RESPONSE: The sample number depends on the experimental design, and samples used. In our experiments, at least n=3 was sufficient to achieve statistical significance. Further, we used a paired experimental design between control and treatment which strengthens our results. As we detail in the methods (Page 11, Lines 399-403), following each dose of serum added (2%, or 120uL), the constriction response was measured after 2 minutes – this timing was chosen to allow the vessels to reach a plateau of response before the next dose was added.

14. Based on what argument was a 2-20% serum concentration used to induce vasoconstriction and no other concentration or 100% serum?

RESPONSE: We thank the reviewer for their query.
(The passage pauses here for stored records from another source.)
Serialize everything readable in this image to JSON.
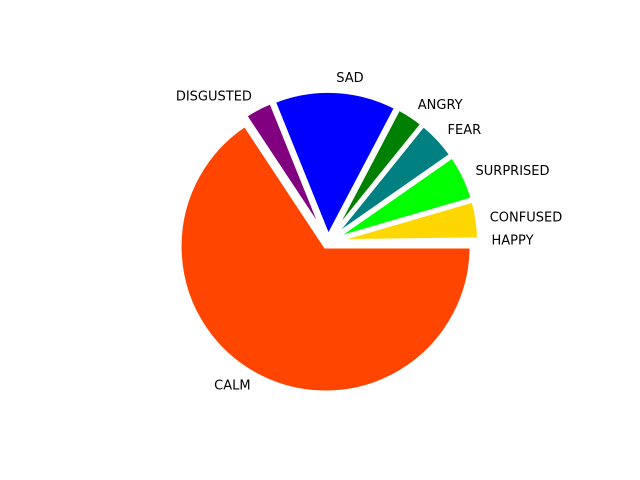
{
  "chart_data": {
    "type": "pie",
    "title": "",
    "start_angle_deg": 0,
    "direction": "counterclockwise",
    "exploded": true,
    "slices": [
      {
        "label": "HAPPY",
        "value": 0.2,
        "color": "#FFD700"
      },
      {
        "label": "CONFUSED",
        "value": 4.3,
        "color": "#FFD700"
      },
      {
        "label": "SURPRISED",
        "value": 5.2,
        "color": "#00FF00"
      },
      {
        "label": "FEAR",
        "value": 4.5,
        "color": "#008080"
      },
      {
        "label": "ANGRY",
        "value": 3.1,
        "color": "#008000"
      },
      {
        "label": "SAD",
        "value": 13.8,
        "color": "#0000FF"
      },
      {
        "label": "DISGUSTED",
        "value": 3.2,
        "color": "#800080"
      },
      {
        "label": "CALM",
        "value": 65.7,
        "color": "#FF4500"
      }
    ]
  }
}
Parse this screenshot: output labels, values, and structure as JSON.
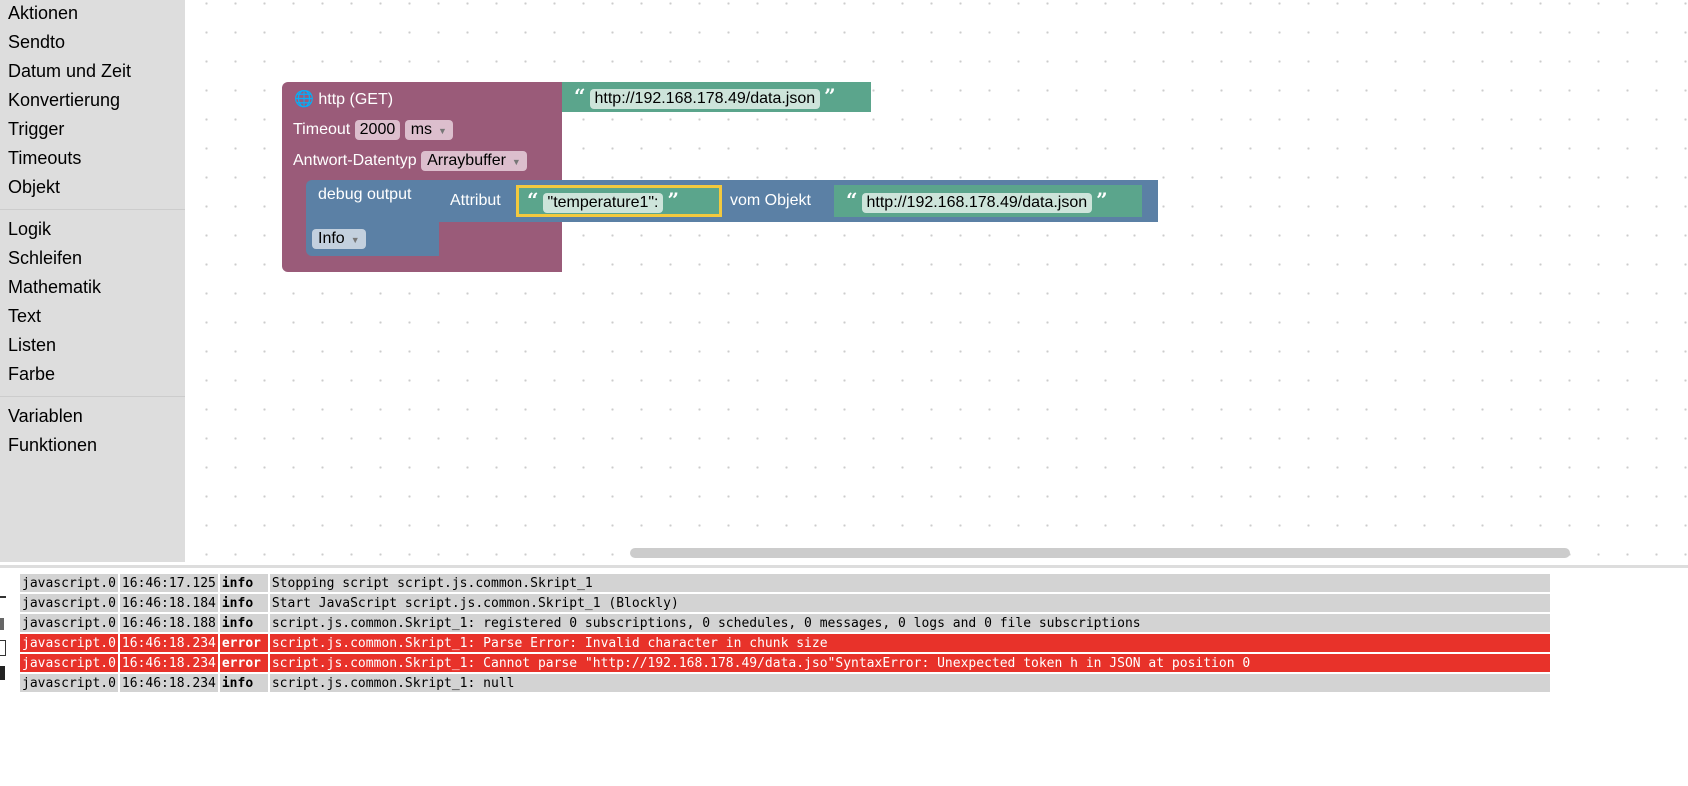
{
  "sidebar": {
    "groups": [
      [
        "Aktionen",
        "Sendto",
        "Datum und Zeit",
        "Konvertierung",
        "Trigger",
        "Timeouts",
        "Objekt"
      ],
      [
        "Logik",
        "Schleifen",
        "Mathematik",
        "Text",
        "Listen",
        "Farbe"
      ],
      [
        "Variablen",
        "Funktionen"
      ]
    ]
  },
  "blocks": {
    "http": {
      "title": "http (GET)",
      "timeout_label": "Timeout",
      "timeout_value": "2000",
      "unit": "ms",
      "type_label": "Antwort-Datentyp",
      "type_value": "Arraybuffer",
      "url": "http://192.168.178.49/data.json",
      "color": "#9a5b79"
    },
    "debug": {
      "title": "debug output",
      "level": "Info",
      "attr_label": "Attribut",
      "attr_value": "\"temperature1\":",
      "obj_label": "vom Objekt",
      "obj_value": "http://192.168.178.49/data.json",
      "color": "#5b80a5"
    },
    "text_color": "#5ba58c"
  },
  "log": {
    "rows": [
      {
        "source": "javascript.0",
        "time": "16:46:17.125",
        "severity": "info",
        "message": "Stopping script script.js.common.Skript_1"
      },
      {
        "source": "javascript.0",
        "time": "16:46:18.184",
        "severity": "info",
        "message": "Start JavaScript script.js.common.Skript_1 (Blockly)"
      },
      {
        "source": "javascript.0",
        "time": "16:46:18.188",
        "severity": "info",
        "message": "script.js.common.Skript_1: registered 0 subscriptions, 0 schedules, 0 messages, 0 logs and 0 file subscriptions"
      },
      {
        "source": "javascript.0",
        "time": "16:46:18.234",
        "severity": "error",
        "message": "script.js.common.Skript_1: Parse Error: Invalid character in chunk size"
      },
      {
        "source": "javascript.0",
        "time": "16:46:18.234",
        "severity": "error",
        "message": "script.js.common.Skript_1: Cannot parse \"http://192.168.178.49/data.jso\"SyntaxError: Unexpected token h in JSON at position 0"
      },
      {
        "source": "javascript.0",
        "time": "16:46:18.234",
        "severity": "info",
        "message": "script.js.common.Skript_1: null"
      }
    ]
  }
}
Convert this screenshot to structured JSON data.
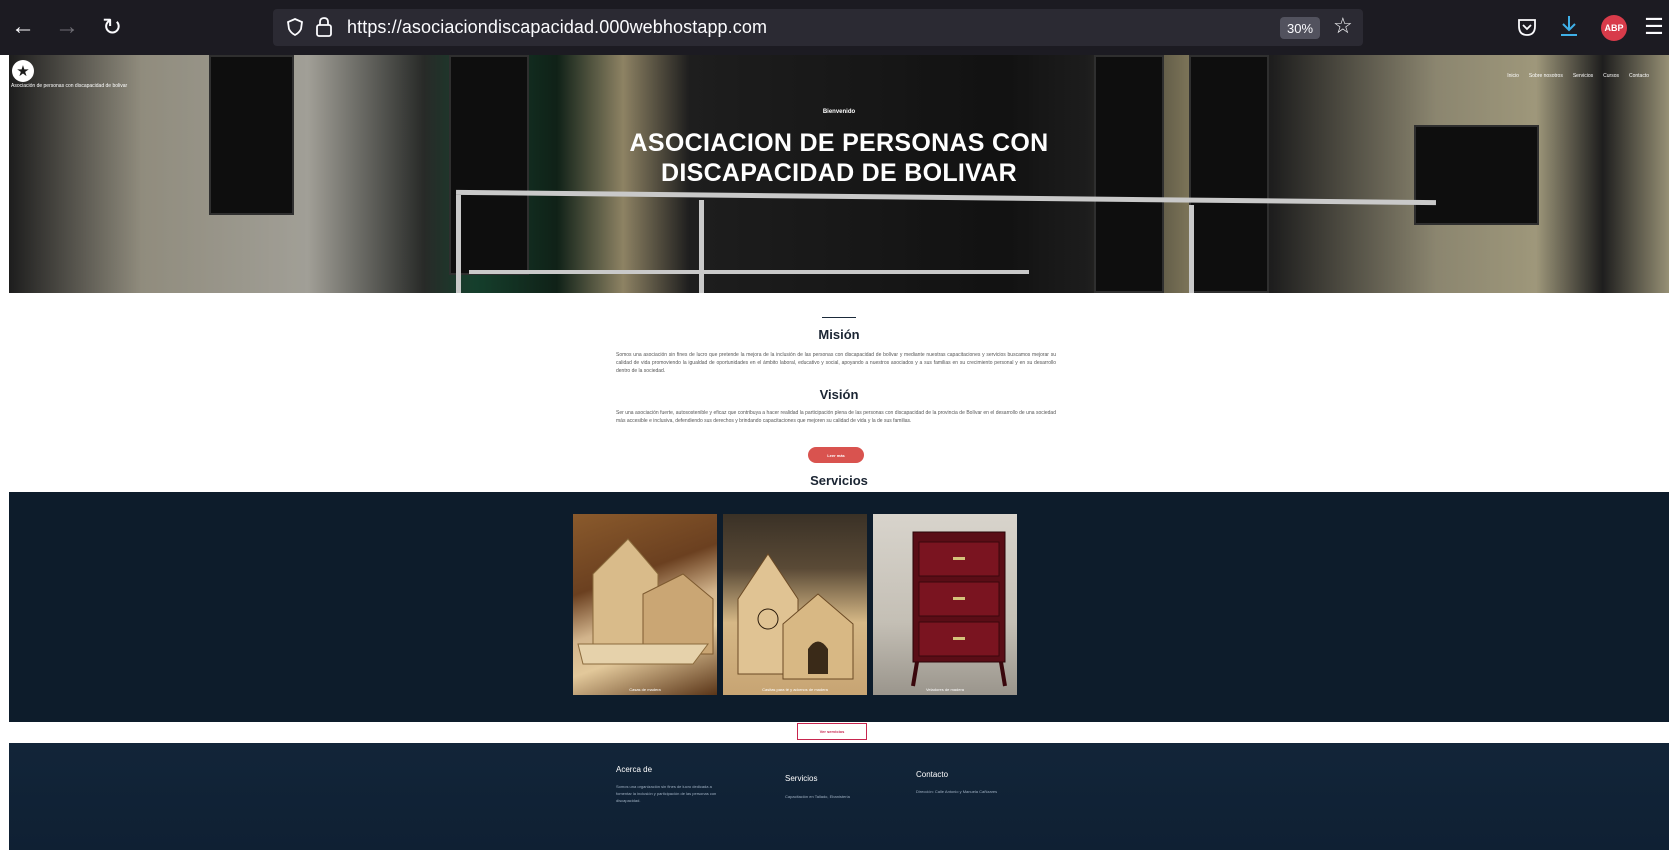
{
  "browser": {
    "url": "https://asociaciondiscapacidad.000webhostapp.com",
    "zoom": "30%",
    "addon_badge": "ABP",
    "icons": [
      "back-arrow-icon",
      "forward-arrow-icon",
      "reload-icon",
      "shield-icon",
      "lock-icon",
      "star-icon",
      "pocket-icon",
      "download-icon",
      "adblock-icon",
      "menu-icon"
    ]
  },
  "hero": {
    "brand": "Asociación de personas con discapacidad de bolivar",
    "nav": [
      "Inicio",
      "Sobre nosotros",
      "Servicios",
      "Cursos",
      "Contacto"
    ],
    "kicker": "Bienvenido",
    "title": "ASOCIACION DE PERSONAS CON DISCAPACIDAD DE BOLIVAR"
  },
  "mission": {
    "heading": "Misión",
    "body": "Somos una asociación sin fines de lucro que pretende la mejora de la inclusión de las personas con discapacidad de bolívar y mediante nuestras capacitaciones y servicios buscamos mejorar su calidad de vida promoviendo la igualdad de oportunidades en el ámbito laboral, educativo y social, apoyando a nuestros asociados y a sus familias en su crecimiento personal y en su desarrollo dentro de la sociedad."
  },
  "vision": {
    "heading": "Visión",
    "body": "Ser una asociación fuerte, autosostenible y eficaz que contribuya a hacer realidad la participación plena de las personas con discapacidad de la provincia de Bolívar en el desarrollo de una sociedad más accesible e inclusiva, defendiendo sus derechos y brindando capacitaciones que mejoren su calidad de vida y la de sus familias."
  },
  "cta_button": "Leer más",
  "services": {
    "heading": "Servicios",
    "items": [
      {
        "caption": "Casas de madera"
      },
      {
        "caption": "Casitas para té y adornos de madera"
      },
      {
        "caption": "Veladores de madera"
      }
    ],
    "more_button": "Ver servicios"
  },
  "footer": {
    "about_heading": "Acerca de",
    "about_text": "Somos una organización sin fines de lucro dedicada a fomentar la inclusión y participación de las personas con discapacidad.",
    "services_heading": "Servicios",
    "services_text": "Capacitación en Tallado, Ebanistería",
    "contact_heading": "Contacto",
    "contact_text": "Dirección: Calle Antonio y Manuela Cañizares"
  }
}
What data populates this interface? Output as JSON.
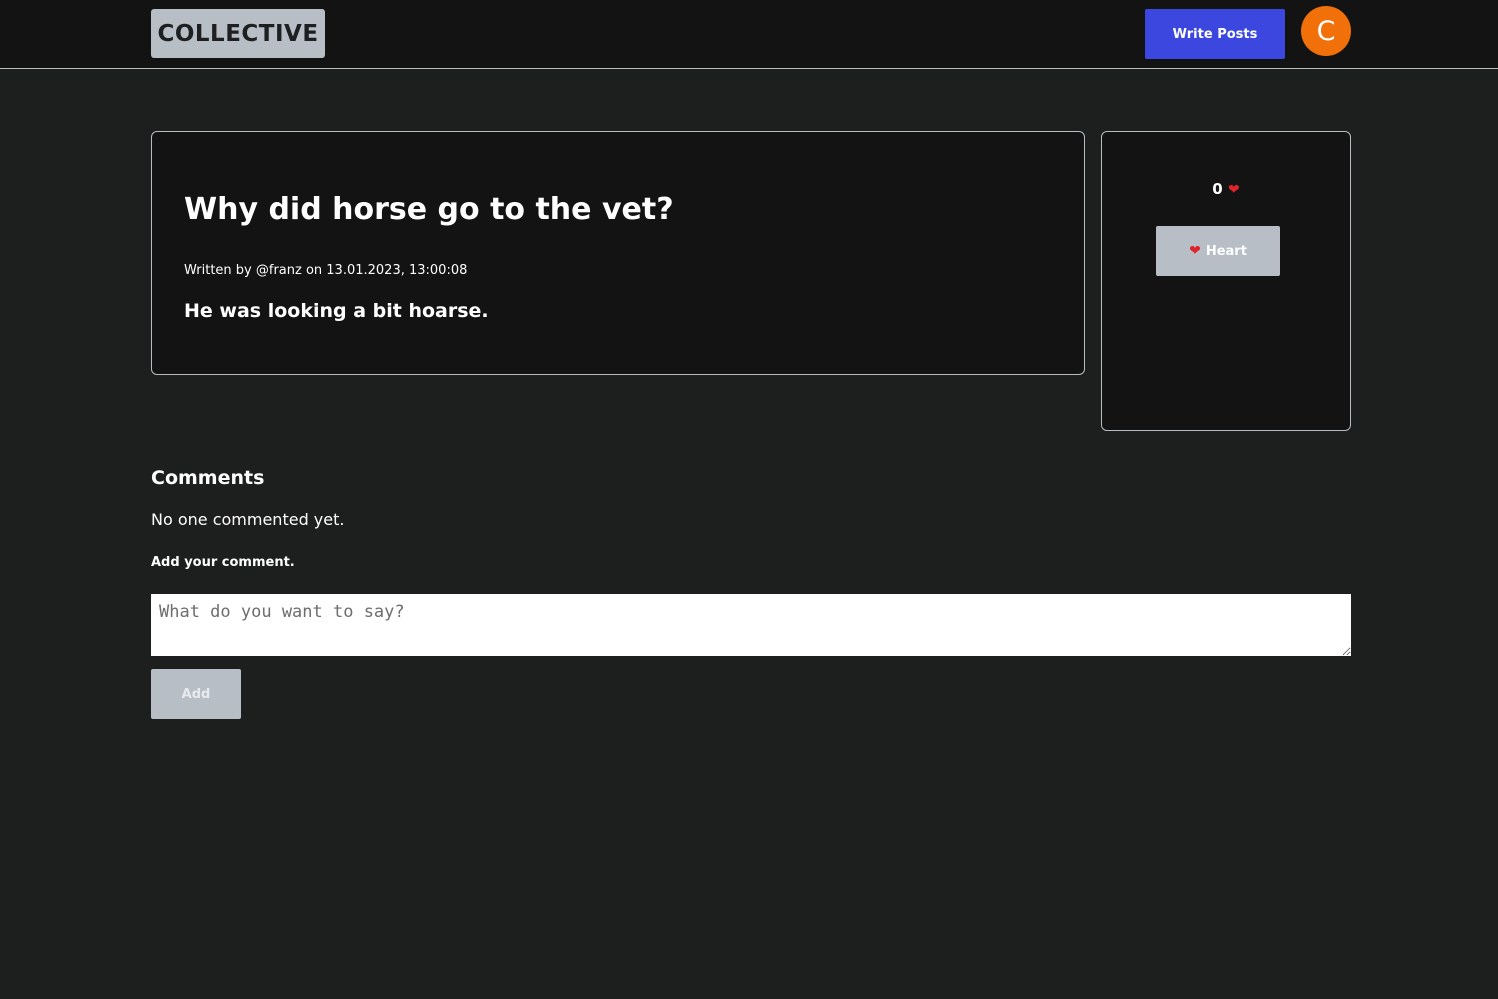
{
  "header": {
    "logo_text": "COLLECTIVE",
    "write_button_label": "Write Posts",
    "avatar_initial": "C"
  },
  "post": {
    "title": "Why did horse go to the vet?",
    "meta": "Written by @franz on 13.01.2023, 13:00:08",
    "body": "He was looking a bit hoarse."
  },
  "hearts": {
    "count": "0",
    "glyph": "❤",
    "button_label": "Heart"
  },
  "comments": {
    "heading": "Comments",
    "empty_message": "No one commented yet.",
    "add_label": "Add your comment.",
    "placeholder": "What do you want to say?",
    "value": "",
    "add_button_label": "Add"
  },
  "colors": {
    "page_bg": "#1d1e1e",
    "card_bg": "#131314",
    "accent": "#3c47e0",
    "avatar": "#f17009",
    "muted_button": "#b8bec6",
    "heart": "#e0242c"
  }
}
The constriction produced by the serum reached a maximum plateau at 20%; this was optimised in previous dose response experiments where higher concentrations of serum was added into the chamber. The following has been added to clarify this, please see Page 11, Lines 395-397:

“Serum-induced constriction experiments were conducted on omental arteries using a gradual increased incubation with 2-20% of serum (trials demonstrated that the maximal constriction plateau was reached by a concentration of 20% serum).”

15. Again, what is the argument for using serum concentrations between 4-10% premature preeclampsia or control serum to constrict blood vessels and no other concentrations?

RESPONSE: It is common practice in wire myography to pre-constrict arteries to 50-70% of their maximum constriction (induced by a high potassium salt solution (KPSS)), prior to testing vasorelaxation. A range of 4-10% was required to reach this optimal constriction in all the vessels used. This has been stated in the methods as follows, please see Page 12, Lines 409-412:

“Omental arteries collected from normotensive pregnancies were pre-constricted with serum to the calculated 50-70% of their total KPSS constriction; serum concentrations between 4-10% of preterm preeclamptic or control serum were required for this submaximal pre-constriction.”